Off To A Less-Than-Perfect Start.

LOS ANGELES–American Airlines flight 212 pushed back from the gate at the Maui airport ten minutes after our scheduled departure time, but “on time” for the record since there’s a 15-minute grace period. While the captain never mentioned it, we must have had a pretty stiff tailwind because we landed at LAX at 11:30 p.m., almost 30 minutes ahead of schedule.
 
As always, when flying into Los Angeles, I’m struck by the fact that the city lights extend to the horizon in every direction, even from 7 or 8 thousand feet. That, in turn, always brings to mind my mother, then still sharp although in her late eighties, commenting on some story in the newspaper about drought or famine or some other human tragedy and muttering under her breath, “Too many people. Too many people.” Mom was right, as always.
 
The flight itself was the very best kind: uneventful. And so was the time spent sitting next to a 50ish man for almost five hours. Barely a word spoken between us, despite a few attempts on my part. What is it about air travel that causes people, in unpleasantly close proximity for hours, to retreat into themselves and clam up? And what is there about train travel that brings out just the opposite in people? I suppose–in the case of air travel–it has to do with the crowded, uncomfortable conditions. And perhaps there’s a little anxiety just below the surface in most of us, too. But it is the norm, isn’t it? You sit next to another human being for several hours and, most of the time, nary a word is spoken. Wasted opportunities.
 
I didn’t get to my hotel in downtown Los Angeles until about midnight (just 9:00 p.m., Hawaiian time) so it was close to 3:00 a.m. here when I finally turned in.

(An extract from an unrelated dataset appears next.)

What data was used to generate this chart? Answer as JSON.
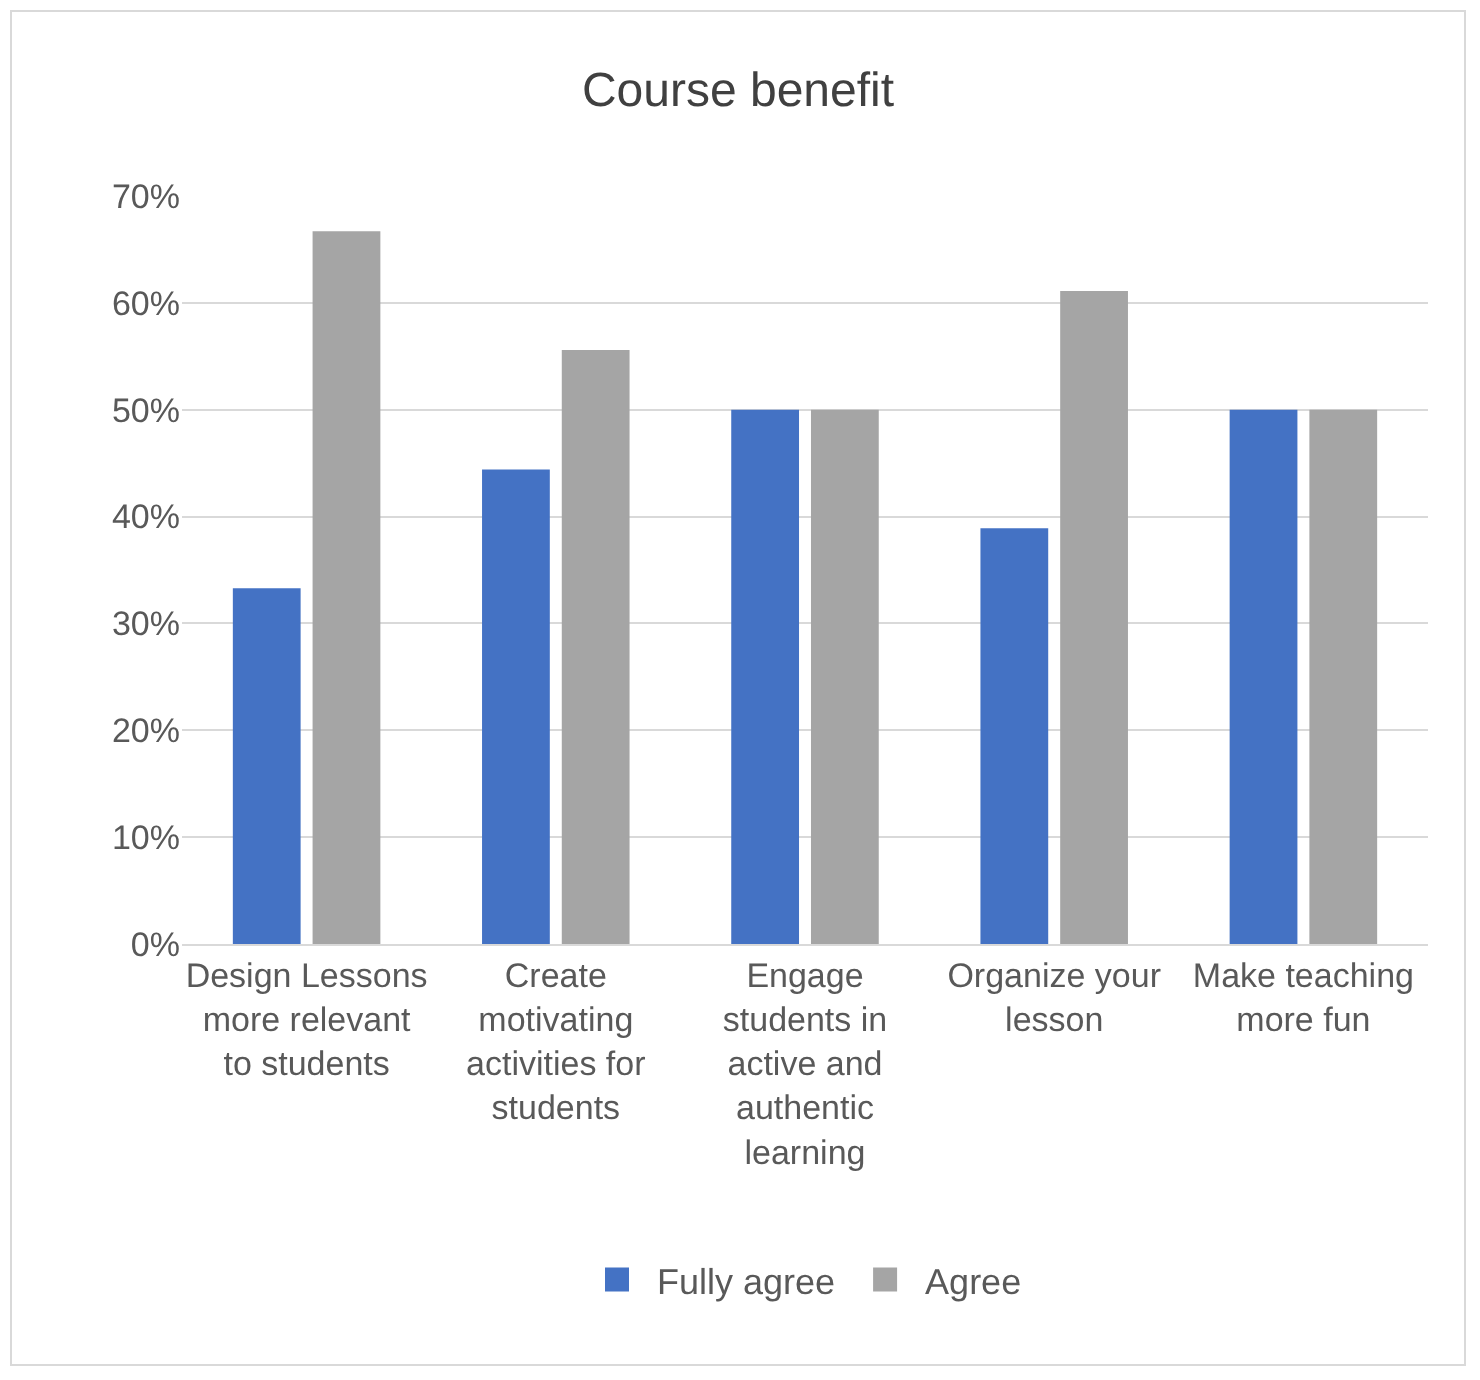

At 7:20 this morning, I was awakened abruptly by someone on the street a dozen floors below my room bellowing an unintelligible phrase into a bull horn … a phrase that was repeated, still unintelligibly, by a small crowd of people that was nevertheless large enough to have no need for a bull horn. My server at breakfast a half-hour later explained–somewhat sheepishly, I thought–that the commotion came from a small group of hotel employees who were hoping to unionize the hotel.
 
And now, a confession. Fulfilling some kind of self-imposed, semi-flexible mandate for truthfulness in these posts, I must report that, as is usually the case, I forget to pack something when I left home yesterday. Most of the time it’s of little consequence: a toothbrush, or cufflinks for my dress shirts. This time, however, I outdid myself. I left behind all of the medications I take on a daily basis to keep a variety of annoying but minor conditions and ailments in check. And so, this morning, my dear wife is taking them all to the FedEx drop off in the little community of Makawao and, with luck, they will catch up to me here at the hotel before I board Amtrak’s Southwest Chief for Chicago on Sunday. Unfortunately, there’s nothing in that collection of capsules and pills and tablets that works for stupidity.